UK warns of humanitarian crisis in Iraq

LONDON — Britain's Foreign Secretary Philip Hammond warned yesterday that a humanitarian disaster of massive scale was brewing in northern Iraq, as he promised action to help the afflicted.

However, Hammond, who chaired a meeting of the government's emergency security committee, said he does not envisage a combat role for British troops in Iraq.

With media replete with stories of suffering and atrocities, Britain's government is being called to account. The Daily Mail newspaper featured a photograph of the prime minister while on vacation, walking barefoot down a beach under the headline: "Now UK must join bomb raids on fanatics, say MPs."

Other European leaders were also feeling the pressure. France called for an urgent meeting of European Union foreign ministers to consider Kurdish requests for arms and an aid airlift to northern Iraq.

The ambassadors of the EU's 28-member nations plan an emergency meeting on the security situation in Iraq, Gaza and Ukraine on Tuesday.

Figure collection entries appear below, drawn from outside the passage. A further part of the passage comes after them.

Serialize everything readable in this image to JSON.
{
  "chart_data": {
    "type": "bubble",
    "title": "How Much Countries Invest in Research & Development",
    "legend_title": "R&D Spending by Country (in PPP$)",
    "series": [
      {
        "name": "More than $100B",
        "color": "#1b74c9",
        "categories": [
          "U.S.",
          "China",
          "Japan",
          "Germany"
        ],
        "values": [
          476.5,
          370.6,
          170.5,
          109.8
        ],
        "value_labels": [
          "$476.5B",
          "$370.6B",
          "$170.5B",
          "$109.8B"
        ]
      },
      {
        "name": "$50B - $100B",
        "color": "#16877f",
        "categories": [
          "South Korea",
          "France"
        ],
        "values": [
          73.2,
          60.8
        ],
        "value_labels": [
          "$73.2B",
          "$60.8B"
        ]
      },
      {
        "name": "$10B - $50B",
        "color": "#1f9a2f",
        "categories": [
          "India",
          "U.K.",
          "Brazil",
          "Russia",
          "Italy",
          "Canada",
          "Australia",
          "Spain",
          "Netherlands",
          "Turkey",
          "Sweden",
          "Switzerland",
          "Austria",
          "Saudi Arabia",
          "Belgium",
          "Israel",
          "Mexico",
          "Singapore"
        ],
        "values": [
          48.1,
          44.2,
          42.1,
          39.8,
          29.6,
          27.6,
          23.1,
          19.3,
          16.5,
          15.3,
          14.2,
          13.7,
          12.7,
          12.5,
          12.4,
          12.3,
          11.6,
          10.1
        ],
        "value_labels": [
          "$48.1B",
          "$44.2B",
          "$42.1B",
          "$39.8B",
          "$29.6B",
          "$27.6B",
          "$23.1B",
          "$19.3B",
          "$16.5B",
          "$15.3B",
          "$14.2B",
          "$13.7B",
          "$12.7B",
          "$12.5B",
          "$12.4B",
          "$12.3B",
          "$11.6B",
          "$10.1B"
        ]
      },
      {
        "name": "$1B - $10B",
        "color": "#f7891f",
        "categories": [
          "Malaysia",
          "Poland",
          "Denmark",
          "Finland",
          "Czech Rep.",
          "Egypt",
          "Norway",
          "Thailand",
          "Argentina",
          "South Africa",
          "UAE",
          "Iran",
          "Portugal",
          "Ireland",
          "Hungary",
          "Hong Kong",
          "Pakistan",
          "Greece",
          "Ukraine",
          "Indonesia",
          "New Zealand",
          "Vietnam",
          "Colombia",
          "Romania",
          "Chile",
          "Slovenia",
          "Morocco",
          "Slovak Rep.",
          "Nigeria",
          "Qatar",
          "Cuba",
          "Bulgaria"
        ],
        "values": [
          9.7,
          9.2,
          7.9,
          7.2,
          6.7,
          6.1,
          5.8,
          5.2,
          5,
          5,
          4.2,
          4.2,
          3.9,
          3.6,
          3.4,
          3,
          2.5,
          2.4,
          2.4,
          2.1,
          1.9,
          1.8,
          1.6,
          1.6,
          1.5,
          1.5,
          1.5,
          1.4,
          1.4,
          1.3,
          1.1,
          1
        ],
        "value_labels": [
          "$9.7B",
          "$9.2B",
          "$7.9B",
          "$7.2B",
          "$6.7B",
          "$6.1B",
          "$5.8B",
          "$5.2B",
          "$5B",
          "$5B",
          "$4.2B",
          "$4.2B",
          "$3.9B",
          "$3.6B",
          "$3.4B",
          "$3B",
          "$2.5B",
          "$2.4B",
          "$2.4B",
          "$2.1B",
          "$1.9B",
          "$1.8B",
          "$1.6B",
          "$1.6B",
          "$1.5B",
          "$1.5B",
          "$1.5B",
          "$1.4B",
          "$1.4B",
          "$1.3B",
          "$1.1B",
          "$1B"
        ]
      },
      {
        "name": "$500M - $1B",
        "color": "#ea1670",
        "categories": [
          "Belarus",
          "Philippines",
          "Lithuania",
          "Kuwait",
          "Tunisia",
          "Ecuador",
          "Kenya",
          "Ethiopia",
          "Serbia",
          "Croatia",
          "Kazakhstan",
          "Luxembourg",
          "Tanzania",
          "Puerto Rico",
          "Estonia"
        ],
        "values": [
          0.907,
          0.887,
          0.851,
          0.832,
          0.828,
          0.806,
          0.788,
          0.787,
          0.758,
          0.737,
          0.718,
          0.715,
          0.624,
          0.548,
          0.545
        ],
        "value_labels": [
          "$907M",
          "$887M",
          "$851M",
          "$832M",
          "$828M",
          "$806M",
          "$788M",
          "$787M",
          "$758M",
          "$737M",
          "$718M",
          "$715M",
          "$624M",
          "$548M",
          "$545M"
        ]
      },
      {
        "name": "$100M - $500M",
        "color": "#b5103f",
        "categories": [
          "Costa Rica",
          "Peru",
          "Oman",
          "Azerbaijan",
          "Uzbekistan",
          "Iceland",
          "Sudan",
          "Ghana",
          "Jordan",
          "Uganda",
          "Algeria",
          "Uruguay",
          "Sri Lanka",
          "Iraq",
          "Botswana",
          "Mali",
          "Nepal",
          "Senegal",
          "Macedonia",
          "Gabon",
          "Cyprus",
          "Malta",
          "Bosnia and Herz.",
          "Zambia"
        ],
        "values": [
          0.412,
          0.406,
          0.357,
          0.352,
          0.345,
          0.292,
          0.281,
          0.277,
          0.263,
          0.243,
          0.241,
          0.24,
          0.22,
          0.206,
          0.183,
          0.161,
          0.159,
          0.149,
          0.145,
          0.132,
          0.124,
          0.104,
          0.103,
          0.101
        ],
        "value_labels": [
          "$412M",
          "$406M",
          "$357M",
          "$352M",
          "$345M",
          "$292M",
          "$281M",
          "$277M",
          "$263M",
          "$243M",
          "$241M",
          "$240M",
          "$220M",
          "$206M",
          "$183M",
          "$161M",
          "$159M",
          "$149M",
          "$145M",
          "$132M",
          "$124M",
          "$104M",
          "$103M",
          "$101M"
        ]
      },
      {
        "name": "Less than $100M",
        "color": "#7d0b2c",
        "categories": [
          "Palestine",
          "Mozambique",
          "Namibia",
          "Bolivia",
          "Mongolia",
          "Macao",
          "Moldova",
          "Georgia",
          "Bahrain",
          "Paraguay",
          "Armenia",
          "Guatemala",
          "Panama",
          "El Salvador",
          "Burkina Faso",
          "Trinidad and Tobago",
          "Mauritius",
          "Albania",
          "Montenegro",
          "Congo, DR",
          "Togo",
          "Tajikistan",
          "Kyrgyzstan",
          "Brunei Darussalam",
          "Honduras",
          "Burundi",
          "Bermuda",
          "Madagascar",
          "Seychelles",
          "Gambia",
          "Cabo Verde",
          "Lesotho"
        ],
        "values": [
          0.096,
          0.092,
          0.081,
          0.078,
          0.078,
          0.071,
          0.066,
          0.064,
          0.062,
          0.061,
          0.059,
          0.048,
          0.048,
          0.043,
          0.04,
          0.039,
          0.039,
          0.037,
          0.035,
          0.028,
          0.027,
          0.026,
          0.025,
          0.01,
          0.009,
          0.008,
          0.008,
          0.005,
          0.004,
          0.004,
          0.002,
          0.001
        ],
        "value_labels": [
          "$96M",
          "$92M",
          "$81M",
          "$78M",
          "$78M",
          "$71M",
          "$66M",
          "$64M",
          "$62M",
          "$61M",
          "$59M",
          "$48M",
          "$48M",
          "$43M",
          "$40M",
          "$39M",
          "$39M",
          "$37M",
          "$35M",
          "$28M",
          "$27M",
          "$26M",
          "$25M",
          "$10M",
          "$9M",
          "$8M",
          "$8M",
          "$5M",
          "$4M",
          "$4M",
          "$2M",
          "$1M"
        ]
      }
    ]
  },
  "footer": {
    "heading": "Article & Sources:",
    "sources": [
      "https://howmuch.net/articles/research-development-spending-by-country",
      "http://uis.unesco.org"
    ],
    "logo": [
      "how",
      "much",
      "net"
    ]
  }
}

EU foreign policy chief Catherine Ashton could call a meeting of higher-level officials if a majority of the ambassadors request it. However, no such decision is expected, an EU official said yesterday, speaking on condition of anonymity because of the sensitivity of the issue.

British cargo planes carrying drinking water and tents have dropped some emergency supplies to the Yazidi community, a minority group besieged by Islamic militants in the Sinjar mountains in northern Iraq. But the efforts stalled in the past day because crew members were unable to find a place to drop supplies amid a crush of desperate people.

Hammond said the government had examined "options available to us to step up our humanitarian support, including obtaining better situational awareness of what's going on on the mountain, both to facilitate the air drops and to start planning how we are going to get people out."